Start thinking more confidently

If you find yourself with a lack of confidence, it might be time to start thinking more confidently. 

I know this is a crazy sentence. Why not just will away sadness and pain while we’re at it, and choose to always feel happy instead? Of course it’s not that simple. But what if confidence was different than other emotions? What if it wasn’t an emotion at all? What if we could choose to tailor our thought process to increase our confidence? 

This idea doesn’t come from me. It comes from renowned sports psychologist Bob Rotella, PhD. Dr. Rotella is the author of many books, including one called Golf is Not a Game of Perfect. in it, he discusses some technicalities of the game, but most of the book is a method for thinking in a way that increases your confidence on the course. If you’ve ever played golf, or even played mini golf, or gone to the driving range, you know how infuriating golf can be. Confidence is fragile on the course. 

“I tell players to try to feel that their confidence is increasing over the course of every round, every tournament, and every season,” Dr. Rotella writes. “They can do this if they learn to be selective about their thoughts and their memories. They have to learn to monitor their thinking and ask themselves whether an idea that springs to mind is likely to help them or hurt them in the effort to grow more confident.”

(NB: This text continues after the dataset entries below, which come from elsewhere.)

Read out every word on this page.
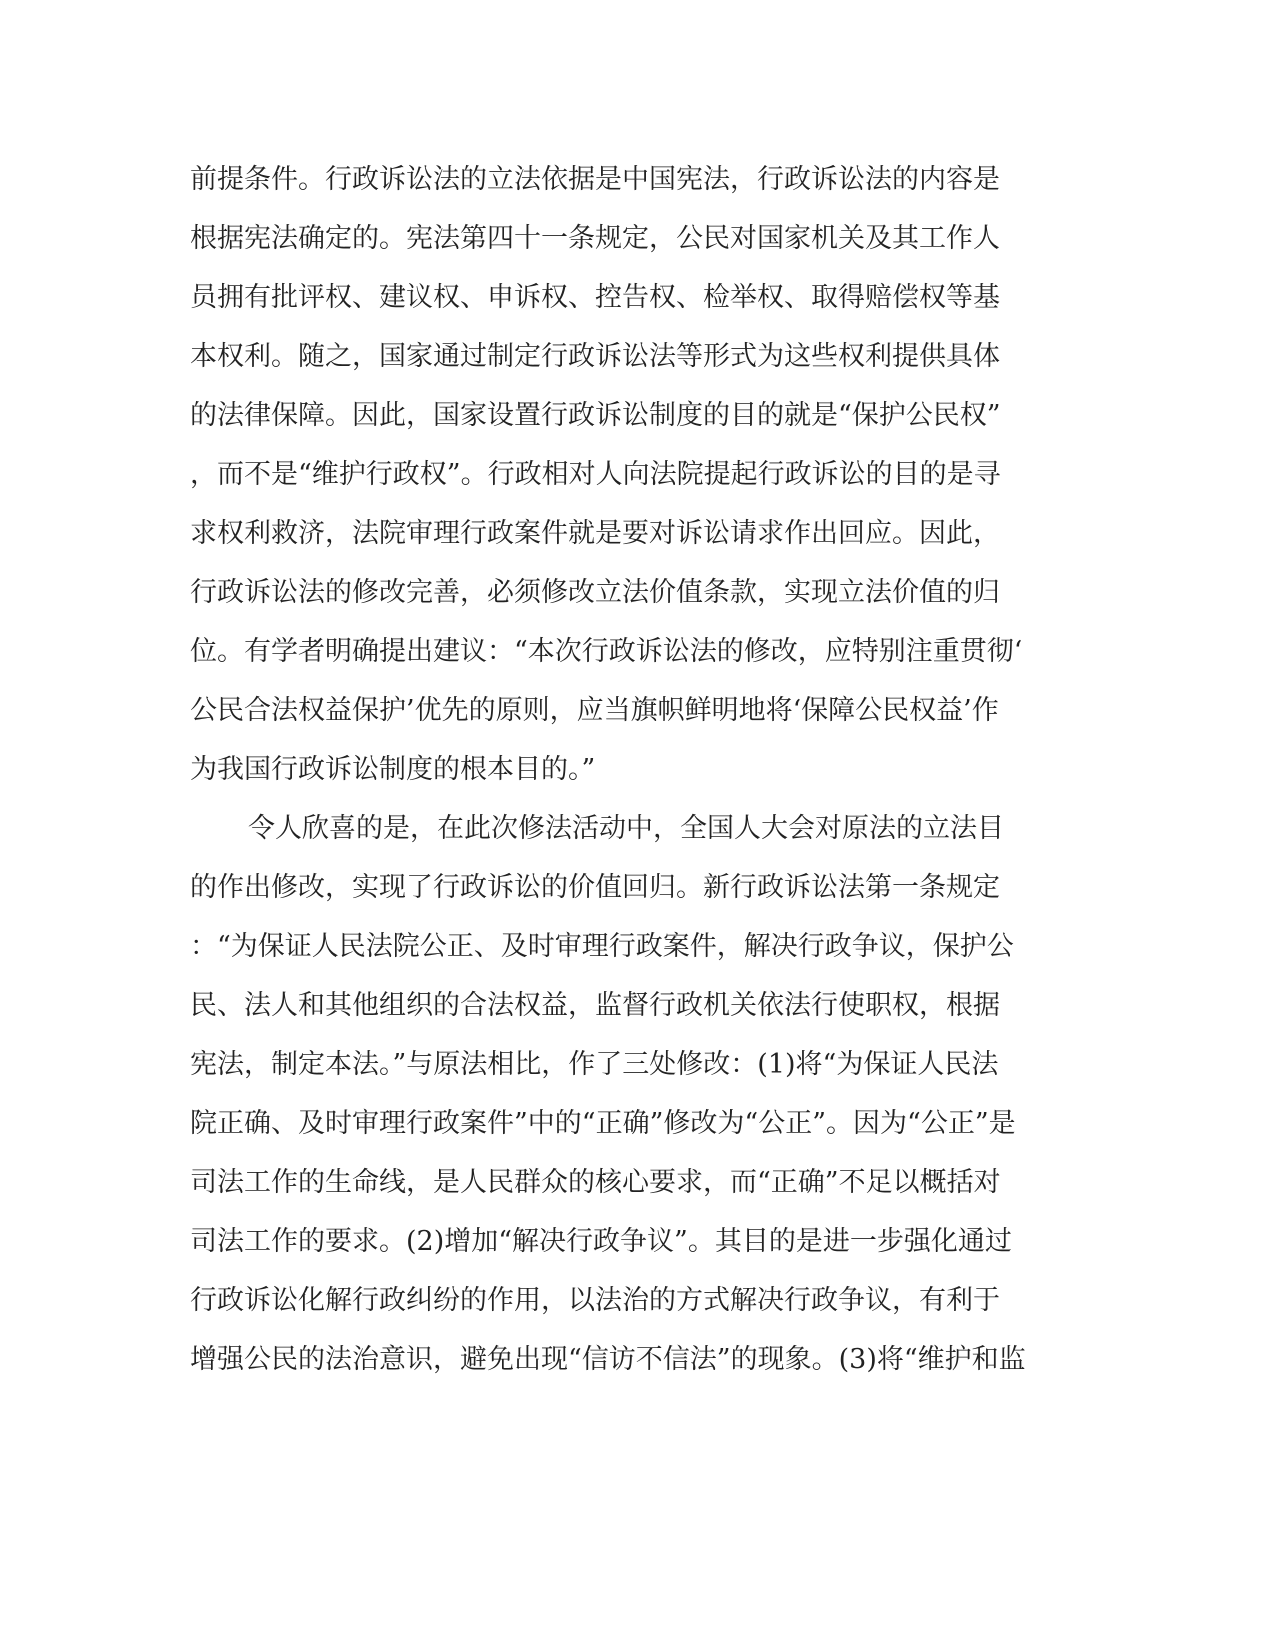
前提条件。行政诉讼法的立法依据是中国宪法，行政诉讼法的内容是
根据宪法确定的。宪法第四十一条规定，公民对国家机关及其工作人
员拥有批评权、建议权、申诉权、控告权、检举权、取得赔偿权等基
本权利。随之，国家通过制定行政诉讼法等形式为这些权利提供具体
的法律保障。因此，国家设置行政诉讼制度的目的就是“保护公民权”
，而不是“维护行政权”。行政相对人向法院提起行政诉讼的目的是寻
求权利救济，法院审理行政案件就是要对诉讼请求作出回应。因此，
行政诉讼法的修改完善，必须修改立法价值条款，实现立法价值的归
位。有学者明确提出建议：“本次行政诉讼法的修改，应特别注重贯彻‘
公民合法权益保护’优先的原则，应当旗帜鲜明地将‘保障公民权益’作
为我国行政诉讼制度的根本目的。”
令人欣喜的是，在此次修法活动中，全国人大会对原法的立法目
的作出修改，实现了行政诉讼的价值回归。新行政诉讼法第一条规定
：“为保证人民法院公正、及时审理行政案件，解决行政争议，保护公
民、法人和其他组织的合法权益，监督行政机关依法行使职权，根据
宪法，制定本法。”与原法相比，作了三处修改：(1)将“为保证人民法
院正确、及时审理行政案件”中的“正确”修改为“公正”。因为“公正”是
司法工作的生命线，是人民群众的核心要求，而“正确”不足以概括对
司法工作的要求。(2)增加“解决行政争议”。其目的是进一步强化通过
行政诉讼化解行政纠纷的作用，以法治的方式解决行政争议，有利于
增强公民的法治意识，避免出现“信访不信法”的现象。(3)将“维护和监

Some days, we feel like the sun is shining on us, like we’ve hit a hot streak, and like nothing can go wrong. Other days, we feel like nothing will go right again. We’re under a cloud, in a funk, out of sorts. Whatever you want to call it, here’s what’s interesting: during either one of those days, the history of days before carries very little weight in how we feel. We’re not making a logical decision about how to feel based on previous evidence—we just feel how we feel. Our mindset that day is leaning one way, mainly based on how we’ve unintentionally trained ourselves to think. Like an indoor plant that grows toward a window, our minds bend toward their most common 

So why can’t we, as Dr. Rotella says, “monitor our thinking” better? “It can sound a little bit like self-deception. But it isn’t,” Rotella writes. He says we can choose to focus on the memories that increase our confidence, and choose not to dwell on the memories that decrease our confidence. “It is simply the way that great athletes, or successful people in any field, have trained themselves to think.” 

You may be thinking of taking on a new creative project, or pitching something bigger than you ever have before. That might be draining of your confidence, as you wonder if you’ll fail at this like you’ve failed at other things in the past. I wonder if you can start training your mind today. What if you took the next five minutes to think about the following questions?

  • What difficult things have I achieved I the past? 

  • What hard things have I stuck with anyway, and what positive things did I learn from that? 

  • What are some of my biggest wins so far in my life?

  • What in my life am I proud of myself for?